Some things in our lives seem very modern and it's hard to imagine that they have been around for a long time. Oreo Cookies are an example of this. While seemingly flashy and new, they were first produced in 1912 by the Nabisco company. In 2012, the cookies celebrated their 100th birthday.
And what if we told you that the jack plug is older than the Oreo cookie? The current 3.5 millimeter connector stems from the middle of the 20th century, but the first version of 6.35 mm was invented in 1878. It was used in telephone switchboards to connect and disconnect calls.
The CW series 'Gossip Girl' elevated the term 'gossip' to the summum of 21st-century television. What you may not know is that it was William Shakespeare who coined the term 'gossip' at the end of the 16th century. It was not the only word he devised. Scholars have credited him with the invention of more than 1,700 terms that would later flow through the English language.
It is hard to believe, but the lighter predates matches as we know them today. In the 16th century, the spark plug was already in use. However, in 1780, the Swiss chemist J. Furstenberger devised the magic spark lighter. Matches, as we know them, did not appear until the year 1800.
Sharks have inhabited the planet longer than trees. Scientists estimate that the first sharks appeared 400 million years ago, even before the dinosaurs. In fact, they were the first animals with spines to develop jaws and hard teeth. Trees would not reach our planet until about 30 million years later.
For how long can trees live? The oldest tree in the world is no less than 9,560 years old. It is known as Old Tjikko and located in Fulufjället National Park in Sweden.
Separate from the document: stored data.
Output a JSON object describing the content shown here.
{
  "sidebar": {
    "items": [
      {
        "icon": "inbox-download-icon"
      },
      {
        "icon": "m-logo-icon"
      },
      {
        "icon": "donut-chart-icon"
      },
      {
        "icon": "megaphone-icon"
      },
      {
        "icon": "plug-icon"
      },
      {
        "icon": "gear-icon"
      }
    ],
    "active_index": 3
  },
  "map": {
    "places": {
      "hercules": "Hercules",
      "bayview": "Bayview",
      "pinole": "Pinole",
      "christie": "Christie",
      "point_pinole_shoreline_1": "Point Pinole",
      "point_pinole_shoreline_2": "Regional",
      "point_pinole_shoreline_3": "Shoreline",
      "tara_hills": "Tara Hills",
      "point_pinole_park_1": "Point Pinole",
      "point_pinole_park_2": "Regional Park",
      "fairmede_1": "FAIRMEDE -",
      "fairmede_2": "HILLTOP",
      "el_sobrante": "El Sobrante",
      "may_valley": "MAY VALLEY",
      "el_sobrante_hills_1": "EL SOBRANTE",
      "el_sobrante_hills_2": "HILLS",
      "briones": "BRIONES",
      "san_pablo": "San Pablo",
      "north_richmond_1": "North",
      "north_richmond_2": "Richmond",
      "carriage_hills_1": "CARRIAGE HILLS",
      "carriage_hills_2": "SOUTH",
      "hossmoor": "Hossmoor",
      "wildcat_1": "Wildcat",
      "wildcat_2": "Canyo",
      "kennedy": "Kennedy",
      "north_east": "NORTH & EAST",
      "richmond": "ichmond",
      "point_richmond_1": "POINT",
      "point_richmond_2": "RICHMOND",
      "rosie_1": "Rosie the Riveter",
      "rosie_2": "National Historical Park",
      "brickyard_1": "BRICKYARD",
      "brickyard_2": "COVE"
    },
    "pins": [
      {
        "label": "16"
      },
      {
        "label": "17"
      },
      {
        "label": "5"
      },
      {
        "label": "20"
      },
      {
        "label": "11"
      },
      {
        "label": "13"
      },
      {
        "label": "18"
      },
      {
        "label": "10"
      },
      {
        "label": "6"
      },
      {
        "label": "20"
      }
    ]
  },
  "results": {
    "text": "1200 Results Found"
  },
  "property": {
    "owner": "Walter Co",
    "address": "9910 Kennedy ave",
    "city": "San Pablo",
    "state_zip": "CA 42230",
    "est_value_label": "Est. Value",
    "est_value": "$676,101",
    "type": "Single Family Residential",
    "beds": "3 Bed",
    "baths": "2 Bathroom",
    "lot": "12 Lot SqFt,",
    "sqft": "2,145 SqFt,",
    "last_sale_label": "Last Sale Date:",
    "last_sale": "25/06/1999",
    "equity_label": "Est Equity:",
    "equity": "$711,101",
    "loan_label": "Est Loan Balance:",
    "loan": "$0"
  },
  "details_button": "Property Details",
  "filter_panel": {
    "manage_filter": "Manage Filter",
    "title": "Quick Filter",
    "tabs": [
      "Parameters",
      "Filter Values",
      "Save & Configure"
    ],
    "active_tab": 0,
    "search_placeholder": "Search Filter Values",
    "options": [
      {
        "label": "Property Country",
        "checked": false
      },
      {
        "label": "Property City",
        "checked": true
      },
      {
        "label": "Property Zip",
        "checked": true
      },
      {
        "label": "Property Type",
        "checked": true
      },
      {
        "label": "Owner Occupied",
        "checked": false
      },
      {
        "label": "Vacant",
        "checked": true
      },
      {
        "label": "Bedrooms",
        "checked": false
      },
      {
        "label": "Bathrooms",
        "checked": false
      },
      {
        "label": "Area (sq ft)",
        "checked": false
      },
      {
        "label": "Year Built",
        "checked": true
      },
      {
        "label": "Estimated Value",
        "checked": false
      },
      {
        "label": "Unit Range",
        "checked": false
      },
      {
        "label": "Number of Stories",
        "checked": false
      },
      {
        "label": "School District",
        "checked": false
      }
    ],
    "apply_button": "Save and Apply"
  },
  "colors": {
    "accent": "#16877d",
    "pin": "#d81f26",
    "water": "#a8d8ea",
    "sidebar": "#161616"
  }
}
The tree, a Norwegian spruce, stands on a plateau of vegetation overlooking the tundra. It has managed to surpass the average longevity of its kind thanks to the low temperatures and its intricate system of over 600 roots.
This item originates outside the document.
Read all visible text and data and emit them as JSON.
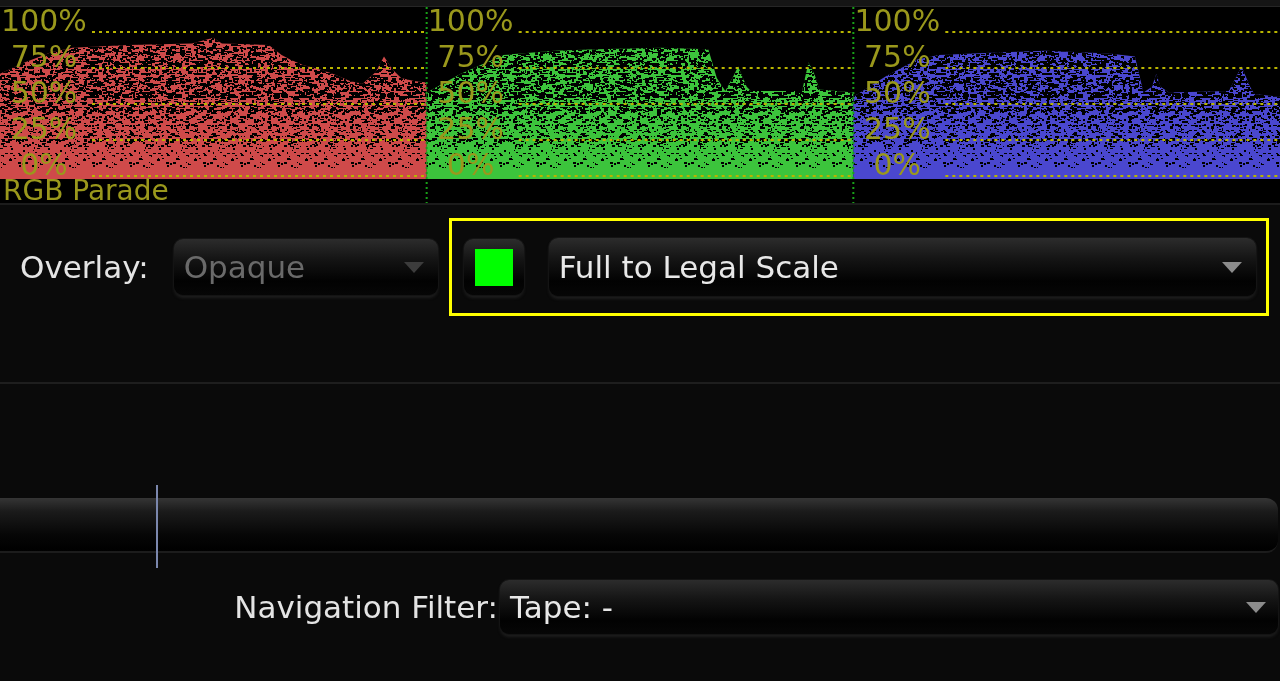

(Image: Karl Brodowsky, Wikimedia)
On June 2, 1953, Elizabeth II became Queen of the United Kingdom, Canada, Australia, New Zealand, South Africa, Pakistan and Ceylon (Sri Lanka). To this day she holds office, which means she saw 13 U.S. presidents while carrying the crown. The first president was Eisenhower and the last (for now) is Joe Biden.
Going from Elizabeth II to Queen Elizabeth I will give you an idea of how old wristwatches are. The first Elizabeth already wore a wristwatch in 1571. It was a gift from the Count of Leicester, halfway between a jewel and a clock. It was not until 1812 that Abraham Louis Breguet produced the first wristwatch for Caroline, the Queen of Naples and sister of Napoleon. Despite this invention, people continued to use pocket watches for decades.
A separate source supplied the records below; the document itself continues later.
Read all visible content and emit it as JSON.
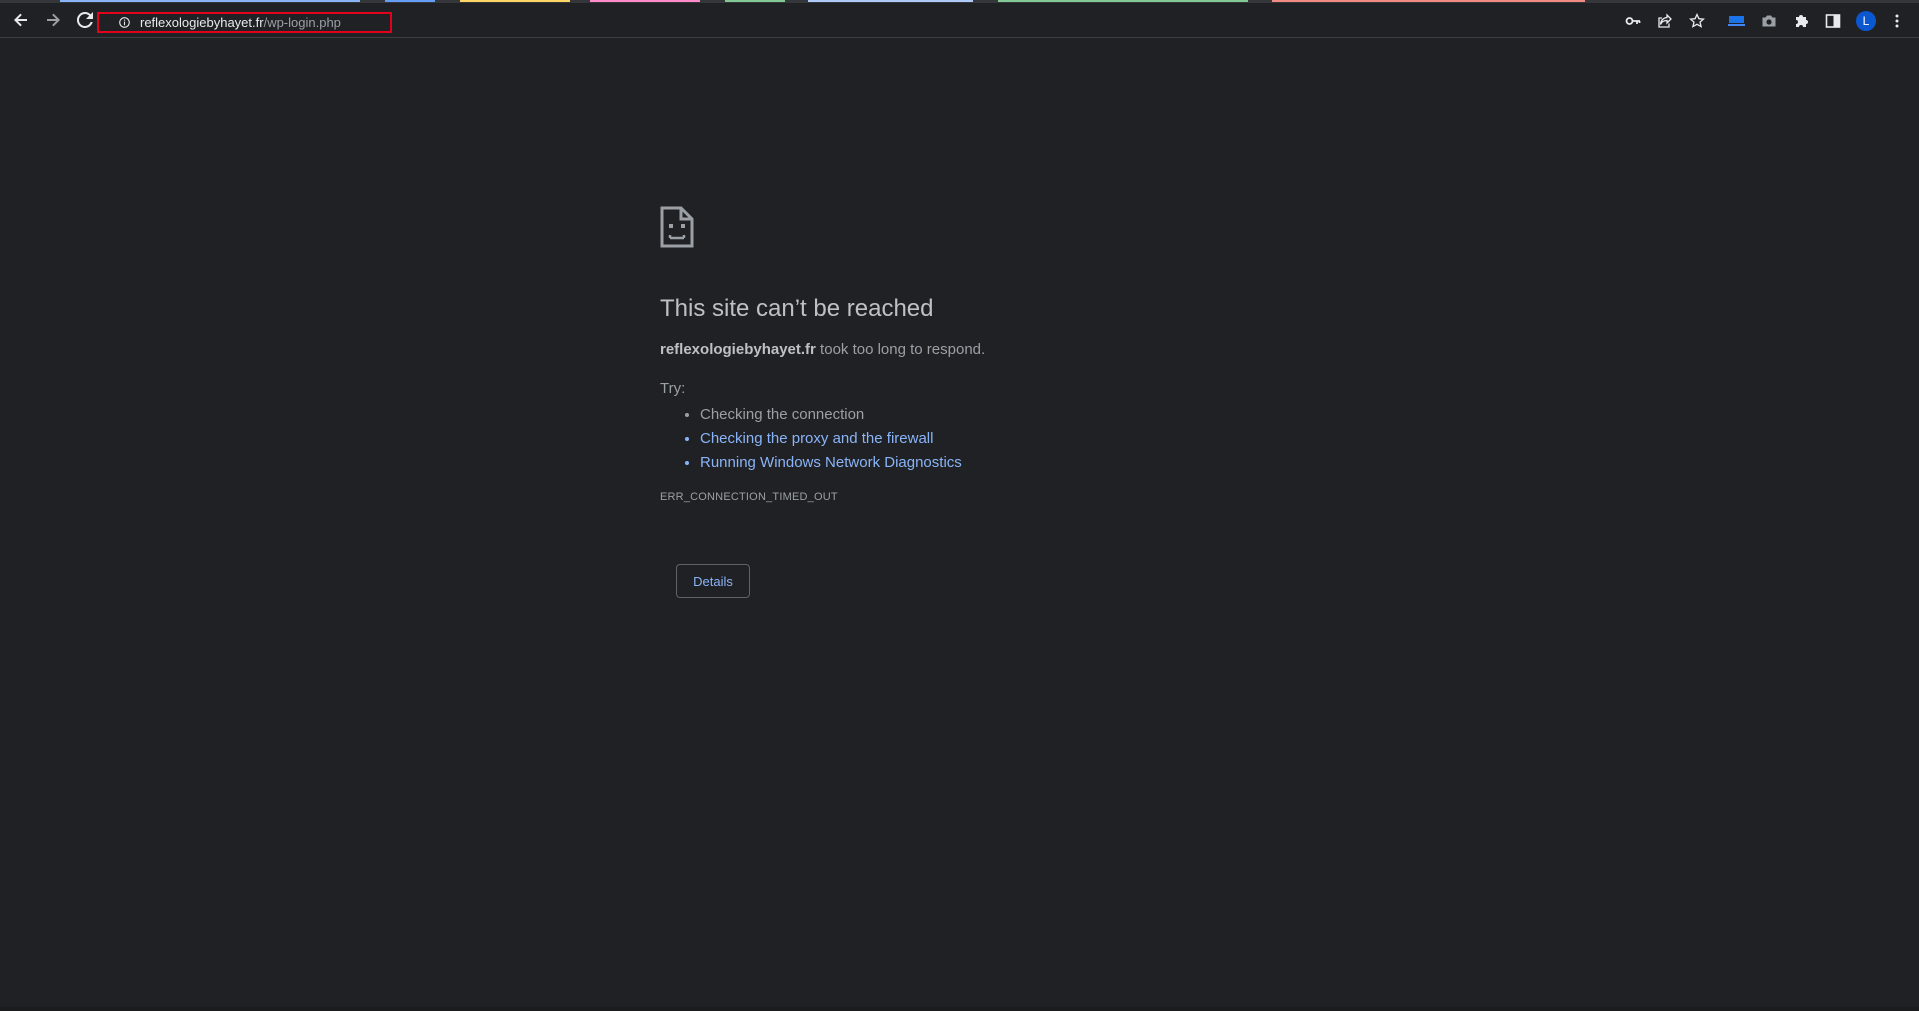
{
  "toolbar": {
    "url_host": "reflexologiebyhayet.fr",
    "url_path": "/wp-login.php",
    "avatar_letter": "L",
    "icons": [
      "back-icon",
      "forward-icon",
      "reload-icon",
      "info-icon",
      "key-icon",
      "share-icon",
      "star-icon",
      "extension-icon",
      "camera-icon",
      "puzzle-icon",
      "side-panel-icon",
      "menu-icon"
    ]
  },
  "error_page": {
    "icon": "sad-document-icon",
    "heading": "This site can’t be reached",
    "host": "reflexologiebyhayet.fr",
    "summary_rest": " took too long to respond.",
    "try_label": "Try:",
    "suggestions": [
      "Checking the connection",
      "Checking the proxy and the firewall",
      "Running Windows Network Diagnostics"
    ],
    "error_code": "ERR_CONNECTION_TIMED_OUT",
    "details_label": "Details"
  },
  "colors": {
    "background": "#202124",
    "link": "#8ab4f8",
    "text": "#9aa0a6",
    "heading": "#bdc1c6",
    "highlight_box": "#e3001b",
    "avatar": "#0b57d0"
  }
}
Tiffany is the trade name of the iconic jewelry shop that Audrey Hepburn obsessed about in 'Breakfast at Tiffany's.' It is also a popular first name, though. Historically, the name 'Tiffany' goes back to the 12th century.
It may sound strange, but the fax was invented before the telephone. It was in 1842 that the Scotsman Alexander Bain invented a machine that scanned, line by line, a message written with special ink on a metal surface. The telephone would not be invented until 12 years later, by the Italian Antonio Meucci.
Oxford University is the oldest university in the English-speaking world. Although it does not have a specific date, historians note that there was already higher education at Oxford in 1096. In 1167, when Henry II of England forbade students to go to the University of Paris, Oxford got an enormous boost in attendance.
245 million years ago, in the middle of the Triassic period, dinosaurs appeared. It would take them 13 million years to rule the entire planet.